Meskipun demikian IMF masih meminta dihapuskannya larangan membuka cabang
bagi bank asing, izin investasi di bidang perdagangan besar dan eceran, dan
liberalisasi perdagangan yang jauh lebih liberal dari komitmen resmi pemerintah
di forum WTO, AFTAdan APEC.
Masalahnya
bukan sentimen nasionalisme, tetapi apa sumbangan dari keterbukaan ini terhadap
restrukturisasi ekonomi dari program IMF, stabilisasi ekonomi dan moneter, dan
apa sumbangannya terhadap pemasukan modal asing?

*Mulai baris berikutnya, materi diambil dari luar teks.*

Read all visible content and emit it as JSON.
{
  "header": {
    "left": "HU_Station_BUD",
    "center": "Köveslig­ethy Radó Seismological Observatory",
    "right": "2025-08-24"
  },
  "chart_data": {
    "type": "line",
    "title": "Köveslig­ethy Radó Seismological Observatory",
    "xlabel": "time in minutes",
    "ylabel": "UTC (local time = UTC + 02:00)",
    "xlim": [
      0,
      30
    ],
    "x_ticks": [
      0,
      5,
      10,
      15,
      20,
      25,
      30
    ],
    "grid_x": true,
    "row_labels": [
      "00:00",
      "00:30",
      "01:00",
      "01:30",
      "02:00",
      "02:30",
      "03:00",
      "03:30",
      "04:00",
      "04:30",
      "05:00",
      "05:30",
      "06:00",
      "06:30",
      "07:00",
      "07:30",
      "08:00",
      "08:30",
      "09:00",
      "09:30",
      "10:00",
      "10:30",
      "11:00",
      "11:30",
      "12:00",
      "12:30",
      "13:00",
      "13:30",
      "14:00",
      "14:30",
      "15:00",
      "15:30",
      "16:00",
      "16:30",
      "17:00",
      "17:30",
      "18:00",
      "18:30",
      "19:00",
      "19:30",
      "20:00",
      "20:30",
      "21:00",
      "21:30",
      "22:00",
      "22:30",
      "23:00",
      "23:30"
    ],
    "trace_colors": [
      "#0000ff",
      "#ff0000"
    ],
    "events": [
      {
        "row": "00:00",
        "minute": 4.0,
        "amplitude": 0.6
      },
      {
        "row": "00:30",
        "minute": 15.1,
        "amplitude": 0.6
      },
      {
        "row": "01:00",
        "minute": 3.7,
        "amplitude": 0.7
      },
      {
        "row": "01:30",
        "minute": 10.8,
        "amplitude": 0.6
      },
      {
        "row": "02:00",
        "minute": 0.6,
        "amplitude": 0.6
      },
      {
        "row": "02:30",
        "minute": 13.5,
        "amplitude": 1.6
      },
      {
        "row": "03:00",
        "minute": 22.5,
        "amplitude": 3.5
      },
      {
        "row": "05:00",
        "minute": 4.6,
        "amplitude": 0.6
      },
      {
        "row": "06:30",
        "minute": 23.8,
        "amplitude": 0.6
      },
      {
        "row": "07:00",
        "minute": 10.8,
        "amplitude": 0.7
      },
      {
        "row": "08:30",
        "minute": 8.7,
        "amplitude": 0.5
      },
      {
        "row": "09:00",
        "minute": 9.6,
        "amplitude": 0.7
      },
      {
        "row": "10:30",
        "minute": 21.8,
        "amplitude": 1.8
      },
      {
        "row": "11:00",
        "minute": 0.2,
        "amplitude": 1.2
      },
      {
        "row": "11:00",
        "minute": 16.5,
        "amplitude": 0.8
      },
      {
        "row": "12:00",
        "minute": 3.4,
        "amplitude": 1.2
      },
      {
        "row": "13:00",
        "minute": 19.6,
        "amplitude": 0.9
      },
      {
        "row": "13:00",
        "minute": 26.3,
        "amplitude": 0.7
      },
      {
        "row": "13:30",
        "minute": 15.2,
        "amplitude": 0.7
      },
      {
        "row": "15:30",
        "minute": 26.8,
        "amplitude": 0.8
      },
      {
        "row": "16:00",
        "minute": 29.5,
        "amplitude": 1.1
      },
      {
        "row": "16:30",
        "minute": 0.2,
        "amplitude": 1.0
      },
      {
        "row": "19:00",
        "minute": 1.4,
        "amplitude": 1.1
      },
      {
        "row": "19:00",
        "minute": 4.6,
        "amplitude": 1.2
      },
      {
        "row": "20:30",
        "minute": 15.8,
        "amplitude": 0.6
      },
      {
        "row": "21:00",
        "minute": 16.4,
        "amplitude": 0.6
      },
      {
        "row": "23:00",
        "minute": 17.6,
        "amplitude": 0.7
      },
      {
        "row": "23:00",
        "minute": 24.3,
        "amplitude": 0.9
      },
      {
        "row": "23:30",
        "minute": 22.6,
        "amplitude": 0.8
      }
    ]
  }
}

Bukan masalah anti asing atau
sentimen nasionalisme yang sempit, tetapi apa salahnya bila pemerintah menyisakan
bidang kegiatan untuk pengusaha Indonesia, terutama yang bermodal kecil? Apa
permintaan IMF ini tidak terlalu jauh? Kedengarannya seperti IMF menerima
titipan pesan sponsor dari negara-negara besar yang ingin memaksakan
kepentingannya dengan menggunakan kesempatan dalam kesempitan. Saran IMF
lainnya yang disisipkan dalam persetujuan dan tidak ada kaitannya dengan program
stabilisasi ekonomi dan moneter adalah desakannya untuk menyusun
Undang-Undang Lingkungan Hidup yang baru (butir 50 dari persetujuan IMF tanggal
15 Januari 1998). Ikut campurnya IMF dalam penyelesaian utang swasta adalah
sangat baik, karena IMF sebagai lembaga yang disegani bisa banyak membantu
memulihkan kepercayaan kreditor.
Program Reformasi Ekonomi IMF
Menurut
IMF, krisis ekonomi yang berkepanjangan di Indonesia disebabkan karena pemerintah
baru meminta bantuan IMF setelah rupiah sudah sangat terdepresiasi.
Strategi pemulihan IMF dalam garis besarnya adalah mengembalikan kepercayaan
pada mata uang, yaitu dengan membuat mata uang itu sendiri menarik. Inti
dari setiap program pemulihan ekonomi adalah restrukturisasi sektor finansial.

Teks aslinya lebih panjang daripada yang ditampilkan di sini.